Deciphering the Complexity of 3D Chromatin Organization Driving Lymphopoiesis and Lymphoid Malignancies

Abstract

Proper lymphopoiesis and immune responses depend on the spatiotemporal control of multiple processes, including gene expression, DNA recombination and cell fate decisions. High-order 3D chromatin organization is increasingly appreciated as an important regulator of these processes and dysregulation of genomic architecture has been linked to various immune disorders, including lymphoid malignancies. In this review, we present the general principles of the 3D chromatin topology and its dynamic reorganization during various steps of B and T lymphocyte development and activation. We also discuss functional interconnections between architectural, epigenetic and transcriptional changes and introduce major key players of genomic organization in B/T lymphocytes. Finally, we present how alterations in architectural factors and/or 3D genome organization are linked to dysregulation of the lymphopoietic transcriptional program and ultimately to hematological malignancies.

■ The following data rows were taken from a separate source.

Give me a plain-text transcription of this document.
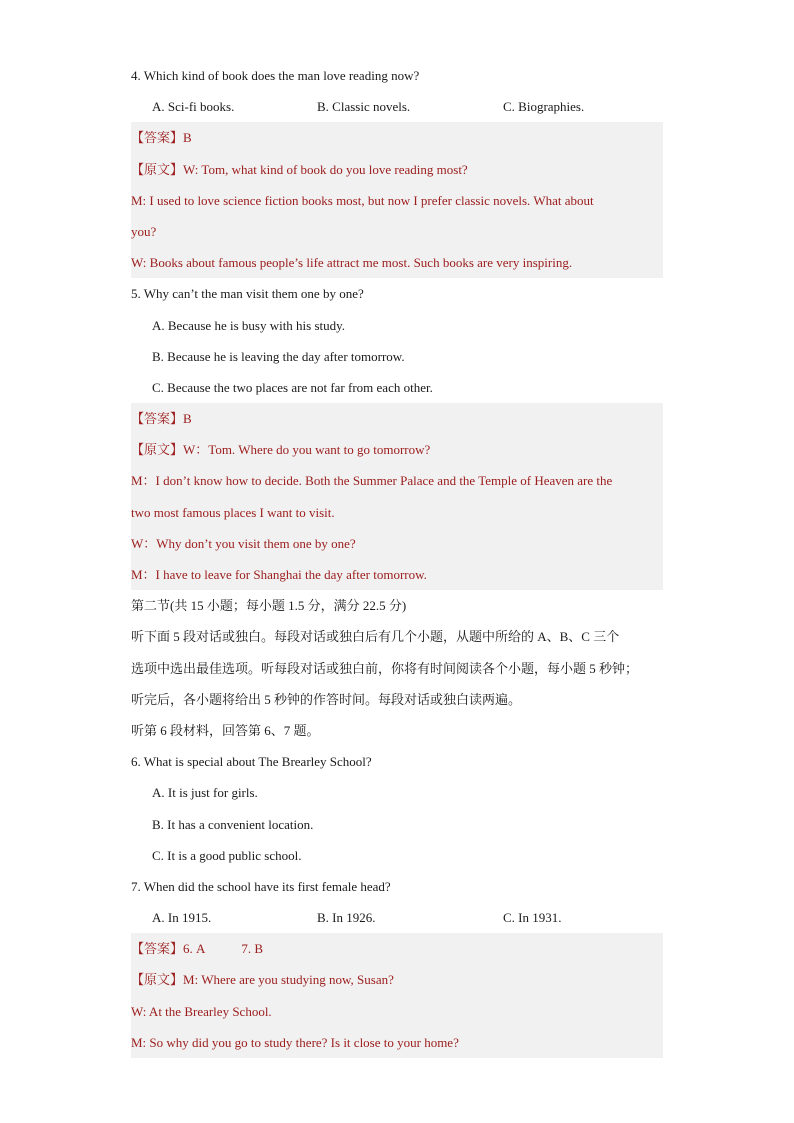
4. Which kind of book does the man love reading now?
A. Sci-fi books.	B. Classic novels.	C. Biographies.
【答案】B
【原文】W: Tom, what kind of book do you love reading most?
M: I used to love science fiction books most, but now I prefer classic novels. What about
you?
W: Books about famous people’s life attract me most. Such books are very inspiring.
5. Why can’t the man visit them one by one?
A. Because he is busy with his study.
B. Because he is leaving the day after tomorrow.
C. Because the two places are not far from each other.
【答案】B
【原文】W：Tom. Where do you want to go tomorrow?
M：I don’t know how to decide. Both the Summer Palace and the Temple of Heaven are the
two most famous places I want to visit.
W：Why don’t you visit them one by one?
M：I have to leave for Shanghai the day after tomorrow.
第二节(共 15 小题；每小题 1.5 分，满分 22.5 分)
听下面 5 段对话或独白。每段对话或独白后有几个小题，从题中所给的 A、B、C 三个
选项中选出最佳选项。听每段对话或独白前，你将有时间阅读各个小题，每小题 5 秒钟；
听完后，各小题将给出 5 秒钟的作答时间。每段对话或独白读两遍。
听第 6 段材料，回答第 6、7 题。
6. What is special about The Brearley School?
A. It is just for girls.
B. It has a convenient location.
C. It is a good public school.
7. When did the school have its first female head?
A. In 1915.	B. In 1926.	C. In 1931.
【答案】6. A	7. B
【原文】M: Where are you studying now, Susan?
W: At the Brearley School.
M: So why did you go to study there? Is it close to your home?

Keywords: 3D chromatin organization; B cells; T cells; activation; lymphoid malignancies; lymphopoiesis.

Figure 1

Major stages during B and T lymphocyte specification and differentiation and key transcription factors that control each transition. B and T cell development and differentiation is a stepwise process that involves multiple specification steps, cell fate bifurcations and cell migration. Multiple TFs, including but not limited to those acting at the chromatin level, have been extensively documented in HSC. Within the bone marrow, the transition of CLP towards pro-B cells is mediated through EBF1 and E2A, while the further maturation of the pre-B cells is under the control of EBF1 and PAX5. Upon BCR activation, BCL6 and OCA-B are controlling the differentiation of naive to GC cells, while the latest developmental stages are mediated through BACH2 for memory B cells and PRDM1 and XBP1 for plasma cells. Similarly, T cell development is also regulated by a strong network of TF, cytokines and genome organizers that control chromatin dynamics and T cell lineage specification. Upon thymocyte migration, the early steps of the thymocyte development are mediated through the genome organizers SATB1 and BCL11B while TF such as PU.1, TCF1 and GATA3 mediate the generation of the DN1 cells. The transition from the DN2 to DN3 is mediated by the STAT5, GATA3 and BCL11B, while RUNX, GATA3, HEB and E2A mediate the DN3 and DN4 transition. TCF-1 is also the major TF driving the DN4 to DP transition. The last steps of the intrathymic development are mediated through the expression of ThPOK and GATA3 for the CD4⁺ cells and NOTCH and RUNX for the CD8⁺ cells. Upon TCR activation, expression of the master regulator T-bet via STAT4 signaling leads to TH1 differentiation, while STAT6 and GATA3 regulate the TH2 differentiation. Activation of STAT3 and RORγ leads to TH17 cells, while IRF4 and PU-1 induce the differentiation towards TH9 cells. Activation of Bcl-6 induces the differentiation of naive CD4⁺ T cells into TfH. Differentiation of the Tregs is controlled by the transcription factor Foxp3 and STAT5. Generation of Tcr/Ig receptor diversity through VDJ recombination takes place at various stages during B/T lymphocyte development as depicted (red).

Figure 2

Global genome organization in mammalian nuclei from the megabase scale to the E-P level. Mammalian nuclei are organized into chromosomes with non-random distribution in the nucleoplasm. Each chromosome is further composed of chromosome territories (CT) further subdivided into A/B/I compartments. Within these compartments, TADs allow for interactions between regulatory elements (RE) that modulate gene expression. The cis/trans interactions take place between promoters (P-P), enhancers (E-E) or both (E-P).

Figure 3

Dynamic 3D chromatin changes during lymphocyte development and differentiation. B lineage: Upon commitment to the B-cell lineage, minor changes are documented for A/B compartments and TADs at the pro-B stage. Nonetheless, major changes in intra-TAD activity are associated with B-cell specific genes. Upon activation, GC B-cells are uniquely characterized by an increase in the weak Intermediate (I) compartments, which are maintained during plasma cells transition. TAD boundaries tend to be lost in GC B cells, leading to “gene cities” specific organization. While E-P loops tends to be increased in both GC and plasma cells, the latter subpopulation is characterized by a shift from long to short-range interactions. T lineage: During T lymphocyte development, the earliest global changes in A/B compartment, intra-TAD connectivity and loop formation take place at the T cell commitment step upon the transition of DN2 to DN3 cells but also in the DN4 to SP transition. Conversely, TCR activation does not cause changes in A/B compartments but results in TAD partitioning due to de novo and stronger TAD boundaries. A high proportion of both intra- and interchromosomal interactions are found for these 3 stages of T-cells development and differentiation for which the high E-P loop formation ensures T helper lineage specific gene expression.